Diagnosing Anxiety Disorders
If you believe that you or a loved one may be suffering from an anxiety disorder, contact your health care provider. Your doctor will conduct a physical exam and a personal interview in order to understand your symptoms.
If your doctor suspects you may have an anxiety disorder, he or she may refer you to a psychologist or psychiatrist for further evaluation and treatment.
Treatment for Anxiety Disorders
Anxiety disorders can be effectively treated with one or a combination of several approaches. Your psychologist or psychiatrist will work with you to determine the best treatment options for you.

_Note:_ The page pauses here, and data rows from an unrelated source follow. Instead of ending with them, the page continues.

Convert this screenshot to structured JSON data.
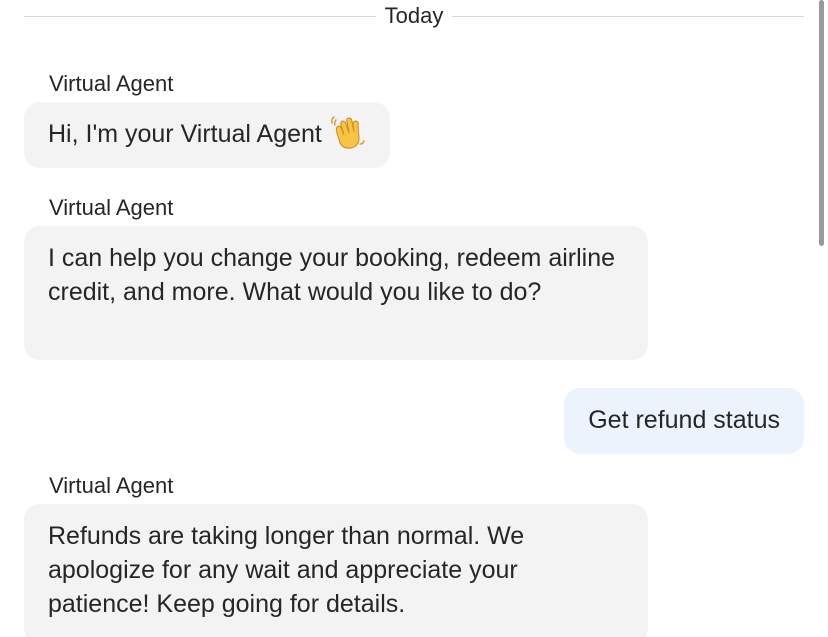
{
  "divider": {
    "label": "Today"
  },
  "messages": [
    {
      "sender": "Virtual Agent",
      "text": "Hi, I'm your Virtual Agent",
      "emoji": "waving-hand-icon"
    },
    {
      "sender": "Virtual Agent",
      "text": "I can help you change your booking, redeem airline credit, and more. What would you like to do?"
    },
    {
      "sender": "user",
      "text": "Get refund status"
    },
    {
      "sender": "Virtual Agent",
      "text": "Refunds are taking longer than normal. We apologize for any wait and appreciate your patience! Keep going for details."
    }
  ],
  "colors": {
    "agent_bubble": "#f3f3f3",
    "user_bubble": "#ecf3fd",
    "divider_line": "#d9d9d9",
    "text": "#262626"
  }
}
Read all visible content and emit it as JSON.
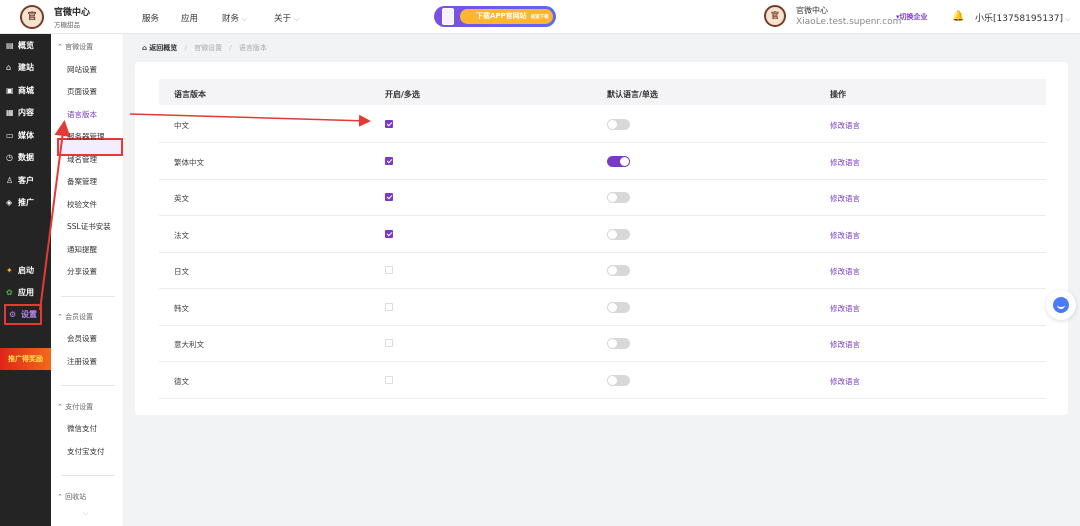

Diet and lifestyle changes
Eating healthy foods, getting plenty of sleep, and exercising regularly can often help patients balance their emotional state and reduce anxiety. Avoid caffeine and other stimulating supplements or foods, such as chocolate.
Types of Mood Disorders
Mood disorders as disorders that are characterized by extreme highs and lows in your mood or energy.
Mood disorders are a category of illnesses that describe a serious change in mood. Illness under mood disorders includes major depressive disorder, bipolar disorder (mania – euphoric, hyperactive, over inflated ego, unrealistic optimism), persistent depressive disorder (long-lasting low-grade depression), cyclothymia (a mild form of bipolar disorder), and seasonal affective disorder.
Most mood disorders are likely caused by traumatic life events that trigger an underlying predisposition to the disease, lack of healthy coping skills or medical issues that are not being treated. Chronic medical conditions associated with depression may include heart disease, cancer, vitamin deficiencies, diabetes, hepatitis, and malaria and other health conditions.
Substance use and another psychiatric disorder, usually a mood disorder – is an increasingly serious psychiatric concern.
Mood Disorder Symptoms include:
- Built-up stress
- Depressed mood
- Change in weight without effort
- Sleep disturbances
- Decreased energy
- Feelings of worthlessness and guilt
- Difficulty concentrating or making decisions
- Recurring thoughts of death or suicidal thoughts
- Loss of sex drive or interest in sex
- Food cravings
An estimated 21 percent of American adults experience a mood disorder at some point in their lives. Mood disorder is also more common among women than men. However, women are also more likely to seek help than men for their mental health care.